2. This wishful thinking reinforces the positive bias of status quo institutions run by the technocrat caste and state apparatchiks: the mainstream financial media, government agencies, etc.

3. Wishful thinking appears less risky that gambling on new ideas that might not pay off; wishful thinking is thus viewed by those benefiting from the status quo as the safe bet.

4. When we face difficult problems, wishful thinking is counter-productive because it doesn’t generate solutions. Wishful thinking satisfies our preference for low-risk comfort, but it doesn’t solve problems.

If you’re running a real enterprise, i.e. one that will bankrupt you if you fail to solve problems, wishful thinking is catastrophic. There are few guarantees in life, but wishful thinking guarantees failure.
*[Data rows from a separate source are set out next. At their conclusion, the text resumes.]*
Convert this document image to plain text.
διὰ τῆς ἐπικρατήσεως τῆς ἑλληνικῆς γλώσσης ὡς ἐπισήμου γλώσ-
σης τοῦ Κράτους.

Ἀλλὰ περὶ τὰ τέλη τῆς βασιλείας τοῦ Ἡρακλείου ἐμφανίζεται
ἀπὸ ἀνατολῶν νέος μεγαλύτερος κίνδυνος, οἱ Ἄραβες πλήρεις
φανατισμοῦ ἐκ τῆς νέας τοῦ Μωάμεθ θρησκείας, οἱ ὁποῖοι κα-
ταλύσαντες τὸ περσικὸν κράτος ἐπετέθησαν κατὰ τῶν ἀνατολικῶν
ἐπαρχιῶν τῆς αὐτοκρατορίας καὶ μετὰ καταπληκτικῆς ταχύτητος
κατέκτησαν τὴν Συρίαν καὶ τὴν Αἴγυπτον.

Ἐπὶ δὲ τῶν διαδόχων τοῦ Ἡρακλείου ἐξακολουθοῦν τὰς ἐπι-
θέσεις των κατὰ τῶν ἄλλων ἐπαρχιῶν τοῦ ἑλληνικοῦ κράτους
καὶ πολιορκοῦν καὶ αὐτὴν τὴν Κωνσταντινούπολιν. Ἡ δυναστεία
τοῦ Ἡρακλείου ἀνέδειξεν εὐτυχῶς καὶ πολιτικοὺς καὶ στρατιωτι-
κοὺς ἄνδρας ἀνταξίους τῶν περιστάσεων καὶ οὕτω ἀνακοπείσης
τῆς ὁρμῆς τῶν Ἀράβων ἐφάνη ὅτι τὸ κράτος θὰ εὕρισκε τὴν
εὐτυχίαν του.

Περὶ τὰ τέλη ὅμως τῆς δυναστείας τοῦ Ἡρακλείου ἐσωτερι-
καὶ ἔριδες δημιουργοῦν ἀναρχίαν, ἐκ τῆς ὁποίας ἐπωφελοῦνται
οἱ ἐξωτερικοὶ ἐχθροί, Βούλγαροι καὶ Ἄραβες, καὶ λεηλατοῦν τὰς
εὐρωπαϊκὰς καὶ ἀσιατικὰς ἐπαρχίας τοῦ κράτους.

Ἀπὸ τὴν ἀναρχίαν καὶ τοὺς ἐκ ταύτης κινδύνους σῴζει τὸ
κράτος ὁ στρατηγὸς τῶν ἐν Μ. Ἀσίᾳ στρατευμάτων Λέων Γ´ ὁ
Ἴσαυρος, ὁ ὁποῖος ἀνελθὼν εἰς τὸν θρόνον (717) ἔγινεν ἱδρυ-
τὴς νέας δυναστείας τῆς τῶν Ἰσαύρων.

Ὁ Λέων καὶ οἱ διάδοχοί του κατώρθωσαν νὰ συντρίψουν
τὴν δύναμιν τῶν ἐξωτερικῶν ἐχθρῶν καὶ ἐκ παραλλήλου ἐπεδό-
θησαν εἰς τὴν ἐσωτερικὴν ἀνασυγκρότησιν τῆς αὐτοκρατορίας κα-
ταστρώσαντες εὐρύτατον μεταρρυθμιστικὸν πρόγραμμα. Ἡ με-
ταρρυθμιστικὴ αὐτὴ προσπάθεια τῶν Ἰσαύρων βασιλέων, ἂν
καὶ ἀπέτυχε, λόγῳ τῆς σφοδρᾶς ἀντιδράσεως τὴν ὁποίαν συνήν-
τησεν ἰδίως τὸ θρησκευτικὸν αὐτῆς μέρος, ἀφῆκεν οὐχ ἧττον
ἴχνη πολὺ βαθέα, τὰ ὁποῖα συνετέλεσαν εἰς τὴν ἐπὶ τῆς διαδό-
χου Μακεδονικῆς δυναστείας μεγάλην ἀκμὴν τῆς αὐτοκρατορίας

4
Consider a short list of conventional economic/financial beliefs that are shot through with wishful thinking:

— China will manage to slowly depreciate its currency without upsetting the apple carts of global growth and capital flows (never mind that China's leadership has no history of managing such a transition.)

 

— Unemployment in the U.S. is less than 5%, a rate that signals full employment and a robust, durable job market (never mind the number of full-time jobs that can support a household remains anemic.)

 

— Global stock markets will work off the few spots of overvaluation and soon return to across-the-board expansion.

 

— Stagnating revenues and profits are a temporary spot of bother that will vanish once consumers reap the benefits of lower energy prices.

 

— If global growth tanks, central banks will rescue the global economy with negative interest rates that punish savers so severely households and enterprises will spend every dime of cash they have.

 

— This surge of spending will grow borrowing, revenues, profits, etc. and best of all, fire up inflation–the ultimate goal of Keynesian economists (and don't forget "we're all keynesians now".)

 

— The race to devalue currencies to boost exports, i.e. the race to the bottom, is an excellent, surefire strategy for reinvigorating global growth (never mind everyone can't devalue their currency at the same time.)

The world faces a simple choice: do we continue to depend on wishful thinking, or do we actually start trying to solve problems? It's one or the other; there are no half-measure solutions. As Yoda might say, "either do or do not–there is no try."

If we collectively choose wishful thinking, catastrophic consequences are guaranteed.